Barack Obama says that he got “carried away in the moment” for allowing Access Hollywood reporter Maria Menounos to interview his young daughters (ages 10 and 7) on television. The program is usually known for reports on Hollywood sleaze, adulterer celebrities, and other decadence rather than presidential candidates. He now says that he had poor judgment with his children and regrets the decision.

Many analysts are questioning Obama’s veracity for this apology (see here and here), because the event was planned for days. He did not find himself suddenly in front of the cameras, but carefully planned the interview just like all campaigns do. Then he apologized immediately before anyone complained which also felt orchestrated.

Nobody knows for sure why Obama did it so let us give him the benefit of the doubt. Barack Obama simply made a mistake. It seems to me the real campaign issue is that Obama is suddenly admitting to a lot of poor judgments.

Luke Boggs has done a good job of chronicling several of Obama’s recent regrets over at the Atlanta Journal-Constitution.
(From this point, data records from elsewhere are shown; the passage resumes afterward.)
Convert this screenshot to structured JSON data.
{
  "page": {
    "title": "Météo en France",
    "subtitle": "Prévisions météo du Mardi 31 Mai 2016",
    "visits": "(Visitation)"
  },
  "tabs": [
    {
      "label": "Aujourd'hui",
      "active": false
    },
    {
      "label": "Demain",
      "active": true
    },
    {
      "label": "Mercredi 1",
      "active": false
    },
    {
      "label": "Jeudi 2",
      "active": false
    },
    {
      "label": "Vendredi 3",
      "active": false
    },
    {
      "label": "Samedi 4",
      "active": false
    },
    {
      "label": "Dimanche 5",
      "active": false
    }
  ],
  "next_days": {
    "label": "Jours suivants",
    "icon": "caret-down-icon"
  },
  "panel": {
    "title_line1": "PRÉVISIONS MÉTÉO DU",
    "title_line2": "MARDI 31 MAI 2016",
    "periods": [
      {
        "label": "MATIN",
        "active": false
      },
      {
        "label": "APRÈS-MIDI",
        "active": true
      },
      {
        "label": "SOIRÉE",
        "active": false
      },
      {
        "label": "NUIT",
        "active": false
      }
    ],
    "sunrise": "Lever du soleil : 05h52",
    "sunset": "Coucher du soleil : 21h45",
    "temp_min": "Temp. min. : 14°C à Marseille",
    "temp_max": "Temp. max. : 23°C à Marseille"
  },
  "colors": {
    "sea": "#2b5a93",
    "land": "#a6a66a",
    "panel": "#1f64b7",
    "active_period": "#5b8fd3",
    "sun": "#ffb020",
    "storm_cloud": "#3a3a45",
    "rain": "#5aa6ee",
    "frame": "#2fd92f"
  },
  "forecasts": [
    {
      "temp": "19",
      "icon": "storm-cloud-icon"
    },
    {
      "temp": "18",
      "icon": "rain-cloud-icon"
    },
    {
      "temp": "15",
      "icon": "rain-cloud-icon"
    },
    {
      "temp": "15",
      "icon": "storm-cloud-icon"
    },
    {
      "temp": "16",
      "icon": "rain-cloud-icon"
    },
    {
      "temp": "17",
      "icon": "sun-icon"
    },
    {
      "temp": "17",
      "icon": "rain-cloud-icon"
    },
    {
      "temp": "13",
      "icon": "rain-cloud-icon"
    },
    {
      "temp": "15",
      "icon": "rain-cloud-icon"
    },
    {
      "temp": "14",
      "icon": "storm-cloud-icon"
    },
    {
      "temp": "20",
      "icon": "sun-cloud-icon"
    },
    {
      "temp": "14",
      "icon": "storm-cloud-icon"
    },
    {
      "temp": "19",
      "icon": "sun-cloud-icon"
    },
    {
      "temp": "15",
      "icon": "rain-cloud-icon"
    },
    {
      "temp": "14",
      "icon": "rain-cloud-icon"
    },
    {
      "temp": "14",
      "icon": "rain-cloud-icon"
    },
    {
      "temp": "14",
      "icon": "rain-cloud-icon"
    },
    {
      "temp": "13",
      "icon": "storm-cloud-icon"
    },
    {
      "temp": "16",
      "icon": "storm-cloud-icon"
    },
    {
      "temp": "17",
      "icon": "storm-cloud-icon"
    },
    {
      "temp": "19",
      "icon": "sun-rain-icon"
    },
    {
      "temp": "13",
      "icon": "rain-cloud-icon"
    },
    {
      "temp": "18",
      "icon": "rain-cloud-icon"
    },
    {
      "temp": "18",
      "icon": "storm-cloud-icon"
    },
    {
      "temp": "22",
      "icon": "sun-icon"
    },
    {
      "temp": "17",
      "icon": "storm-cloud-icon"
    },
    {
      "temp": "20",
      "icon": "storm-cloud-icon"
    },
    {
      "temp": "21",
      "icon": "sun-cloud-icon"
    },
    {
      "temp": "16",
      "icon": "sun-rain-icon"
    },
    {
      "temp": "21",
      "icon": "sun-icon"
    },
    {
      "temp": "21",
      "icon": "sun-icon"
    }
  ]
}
He makes the interesting point that there over 1,000,000 search engine results for “Obama regrets.”

We all know the big ones.

Obama first expressed regret for Jeremiah Wright’s controversial comments, and then expressed regrets for his 20-year affiliation with the church.

Earlier in the campaign Obama regretted calling rural Americans “bitter” for “clinging to guns and religion.” Those controversial comments came in progressive San Francisco when Obama thought he was out of the camera”s eye.

At the same time, Obama said that he regretted intervening to save Teri Schiavo, the brain-dead woman in Florida who captured the public attention in 2005. In a case of remarkable political theater (and I think an extraordinarily embarrassing moment in our history) an emergency session of Congress was held on the woman’s behalf. Obama voted for Congress to override the constitutional processes in the State of Florida.

Still earlier he regretted saying that the lives of American military were “wasted” away in Iraq. This inflammatory comment was apparently part of Obama’s ultimately successful strategy of attacking Hillary Clinton from her left flank.

The biggest regret is that Obama was closely tied to Tony Rezko, the felon who was convicted for money laundering, political bribery, and organized crime in Chicago. Obama later “regretted” his association when it was discovered. He had purchased property in a below-market loan on the same day Rezko purchased the vacant lot next door. Neighbors report that Obama fenced in both properties when he had only purchased one, the details of which are still entangling. When the arrangement was discovered by local reporters, Obama paid Rezko for a part of the property he was using. He still lives there and his gardener may still be mowing two lawns. Obama regrets the Rezko deal, which was inarguably poor judgment since Rezko was already indicted.

The many Obama regrets are giving voters reason to pause. He has made judgment the cornerstone of his campaign rather than experience for obvious reasons. He successfully banked that anti-war voters in his party would value his singular vote against the Iraq War before he voted to fund it. That is all the “judgment” he needed and it worked.

But can judgment on only one issue be enough to predict good judgment in the Oval Office, while Obama regrets all of the other things? It is hard to say at this point in the campaign but admitting poor judgment on so many issues will be used against him before the election runs its course.